Here, black and white thinking affected me quite adversely. I did not learn all of that in the cultic church I’d been
in for four years. They merely built upon elements of ideas that my mother believed and taught to me when I asked questions about how to apply certain Scriptures to life and how I saw her apply them. For all of my diligent study and seeking God, neither my knowledge of the Bible nor the Holy Spirit in me protected me from this terrible harm! It seemed and felt like my whole religious experience had been flawed from the beginning, and I THOUGHT that I WAS standing “in His strength alone!” I’d done everything I knew to do to be wise and true, yet I’d believed a lie. Did I even have any radar? What good had it done me? I’d stumbled, fell, and I’d been hurt. In my black and white thought, it felt like the whole of the journey had been wrong, and it was the foundation for MY EVERYTHING.
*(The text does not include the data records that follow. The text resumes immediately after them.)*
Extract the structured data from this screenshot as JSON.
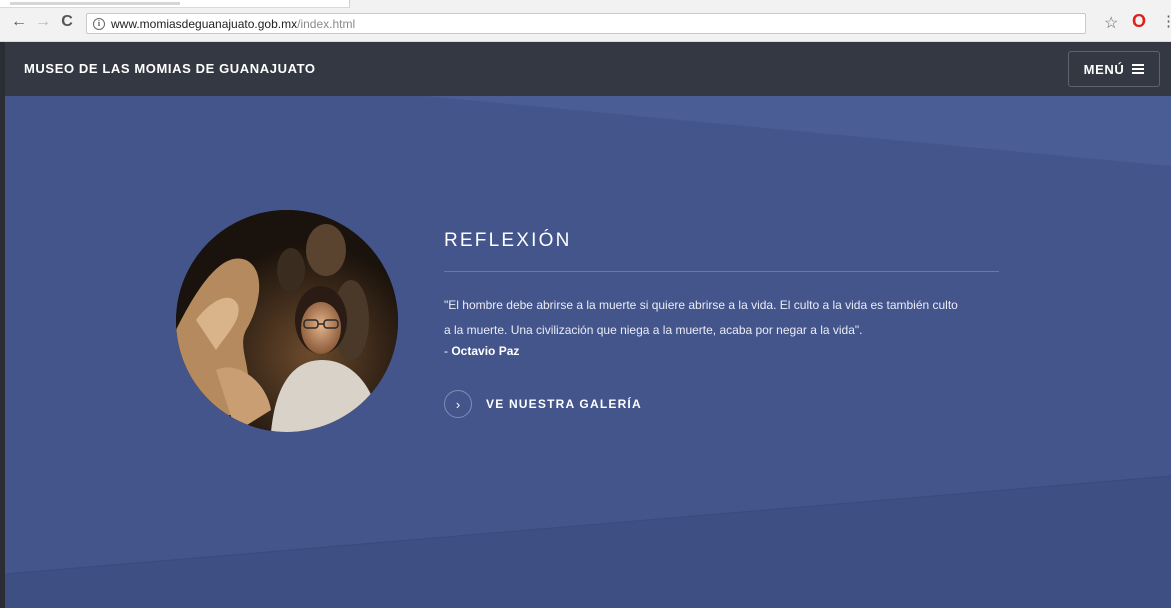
{
  "browser": {
    "url_domain": "www.momiasdeguanajuato.gob.mx",
    "url_path": "/index.html",
    "back_icon": "←",
    "forward_icon": "→",
    "reload_icon": "C",
    "info_icon": "i",
    "star_icon": "☆",
    "opera_icon": "O",
    "more_icon": "⋮"
  },
  "header": {
    "site_title": "MUSEO DE LAS MOMIAS DE GUANAJUATO",
    "menu_label": "MENÚ"
  },
  "main": {
    "heading": "REFLEXIÓN",
    "quote_line1": "\"El hombre debe abrirse a la muerte si quiere abrirse a la vida. El culto a la vida es también culto",
    "quote_line2": "a la muerte. Una civilización que niega a la muerte, acaba por negar a la vida\".",
    "author_prefix": "- ",
    "author_name": "Octavio Paz",
    "cta_icon": "›",
    "cta_label": "VE NUESTRA GALERÍA"
  },
  "colors": {
    "hero_bg": "#44558c",
    "header_bg": "#343842",
    "accent_line": "#6a78a6"
  }
}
The next morning, I picked up my Bible and *BAM*! For the first time in my life, those well-worn pages felt foreign and strange. I knew that book and could quote it and find in it what I could not quote by memory. I’d taken what was given to me and made it my own. Or had I? In recent days before I left my cultic church (known well by my exit counselor), I’d heard much about “humbling myself under the mighty hand of God” and how “God gives grace to the humble.” So I looked up those Scriptures. I can think back upon that moment now, a dozen years later, and I see how they’d redefined “humbling” into something that differs little from the humiliation of shame. At the time, the trauma was too intense for me to think clearly through the self-doubt. I went into an existential panic, unable to figure out what was really real. I knew those verses and I’d known what they meant.

(But I didn’t always believe this about those particular Scriptures. Hmm.) I can also now say that the cultic church used these verses to enforce doctrine over person, the cult of confession and the sacred science, in Lifton’s language that I had not yet learned. All I knew was that this Bible felt unsafe because I couldn’t trust myself at all. How did I know anything? I broke out into a cold sweat and wanted to vomit. I knew that Word was my best medicine, but if I couldn’t be sure about what it meant, the meaning I ascribed to the words could potentially be as bad as the poison I’d been ladling down my throat for four years in Mumford and Gothard Land. I’d taken it and had no clue that I’d been drinking something tainted. And then I felt anger that was so intense, I did not even understand it as anger.

I thought that I would come back to it tomorrow. I would listen to some good Christian music that was Scriptural, dripping with the Word. “Duhh.” I found the same problem with music. Then there was the choice of what music to listen to. I’d been playing Vineyard music for the past year while leaning on some Vineyard friends to help me through the last very difficult year at my cultic church. But that was unsafe and mind-numbing now. I pulled out an old Amy Grant album, and that made me cry as I remembered how innocent and sweet I remembered myself to be when I first bought it 15 years before. What was I going to do?